Zeitaufwendig ist indes auch die Beseitigung der zahlreichen Schäden. Das zeigt sich nicht nur im Schanzenviertel – wo die Randalierer am meisten zerstörten –, sondern auch an der Großen Bergstraße, der Oster- und Waitzstraße. Viele der demolierten Schaufenster sind sechs Wochen nach den Krawallen nicht ausgetauscht. An der Waitzstraße etwa sind bei der Commerzbank, der HypoVereinsbank und Volksbank noch die Schaufenster kaputt. „Wir sind von Dienstleistern abhängig“, erklärt ein Sprecher der HypoVereinsbank.

Noch am selben Tag sei der Auftrag für die Reparatur vergeben worden. Aber es handle sich um Maßanfertigungen aus Sicherheitsglas. Wann die Scheiben ausgetauscht werden, kann er nicht sagen. Das Team der Commerzbank hofft, dass die Filiale Ende August wiederhergestellt ist.

Auch die Volksbank plant, die Scheiben bis Ende des Monats auszutauschen. Weitere Filialen hatte es an der Großen Bergstraße und der Osterstraße getroffen. „Wir gehen insgesamt von einer Schadenshöhe von etwa 50.000 Euro aus“, sagt Sprecherin Heidi Melis. Jedoch sei die Prüfung aller Schäden noch nicht abgeschlossen.

Neue Ikea-Scheibe kommt aus Frankreich

Auch viele Einzelhändler warten auf die Reparatur der Fensterscheiben. Die Einzelanfertigungen für die Ikea-Filiale in Altona kommen einem Sprecher zufolge aus Frankreich und haben eine Lieferzeit von bis zu acht Wochen. Eine lange Wartezeit gibt es auch für die Schaufenster der Schmuckkette Bijou Brigitte an der Osterstraße. „Die Reparatur wird nächste Woche erfolgen“, sagt eine Sprecherin. Zudem befinde sich das Unternehmen in Kontakt mit dem Härtefallfonds.
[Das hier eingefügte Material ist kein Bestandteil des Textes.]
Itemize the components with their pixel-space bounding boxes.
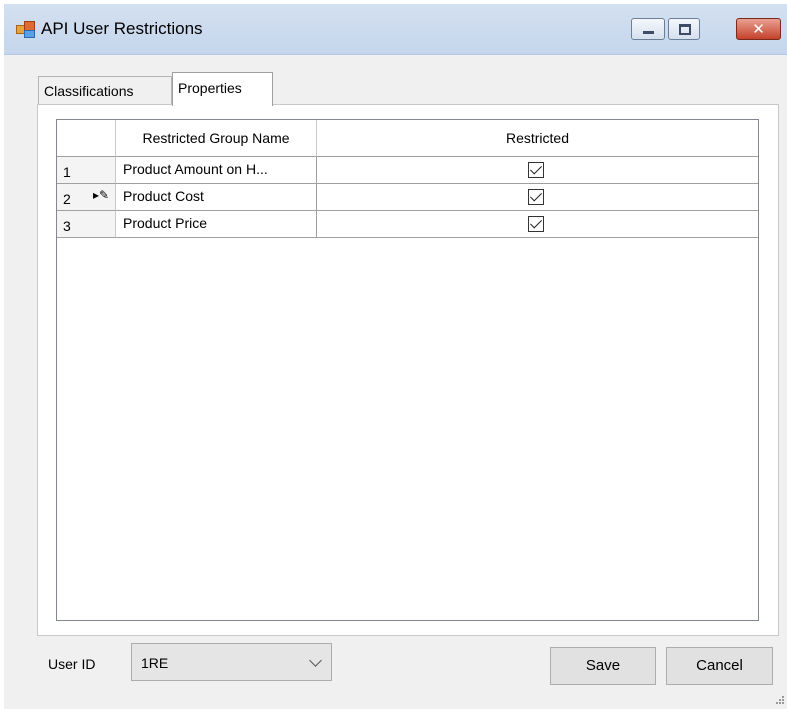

Der Fonds richtet sich an Geschädigte der G20-Ausschreitungen, deren Sachschäden nicht durch Versicherungen gedeckt sind. Insgesamt 40 Millionen Euro hatten Stadt und Bund bereit- gestellt. Bis Freitag waren davon rund 176.000 Euro ausgezahlt. „Das Schadensvolumen ist deutlich geringer ausgefallen als zunächst befürchtet“, sagt Ralf Sommer, Vorstandsvorsitzender der Hamburgischen Investitions- und Förderbank (IfB), bei der der Fonds eingerichtet ist. Viele Schäden seien bereits durch Versicherungen gedeckt. „So müssen wir häufig nur die Selbstbehalte erstatten“, sagt Sommer. Insgesamt sei mit Sachschäden von bis zu 20 Millionen Euro zu rechnen.

135 Anträge wegen beschädigter Autos

Bislang sind 262 Anträge auf Zahlungen eingegangen. Doch noch immer werden weitere gestellt. „Nach den bisherigen Erfahrungen erreichen uns Anträge auch deshalb später, weil die Geschädigten noch die endgültige Schadenshöhe feststellen müssen und Klärungen mit Versicherern vorgenommen werden“, sagt Senatssprecher Jörg Schmoll. Bewilligt und ausgezahlt wurde bislang in 117 Fällen. Unter den Entschädigten sind 93 Privatpersonen und 24 Unternehmen. IfB-Chef Sommer zufolge werde in der Regel noch am Tag der Antragsvorlage Kontakt zum Antragsteller aufgenommen.

Die Mehrheit der bislang eingegangen Anträge bezieht sich auf Schäden an Autos (135), es folgen Gebäudeschäden (93) und sonstige Schäden (52). Die IfB geht davon aus, dass „der überwiegende Teil der Schäden bis Ende September reguliert sein sollte“. Insgesamt dürfte aus dem Fonds eine Summe im mittleren einstelligen Millionenbereich erstattet werden.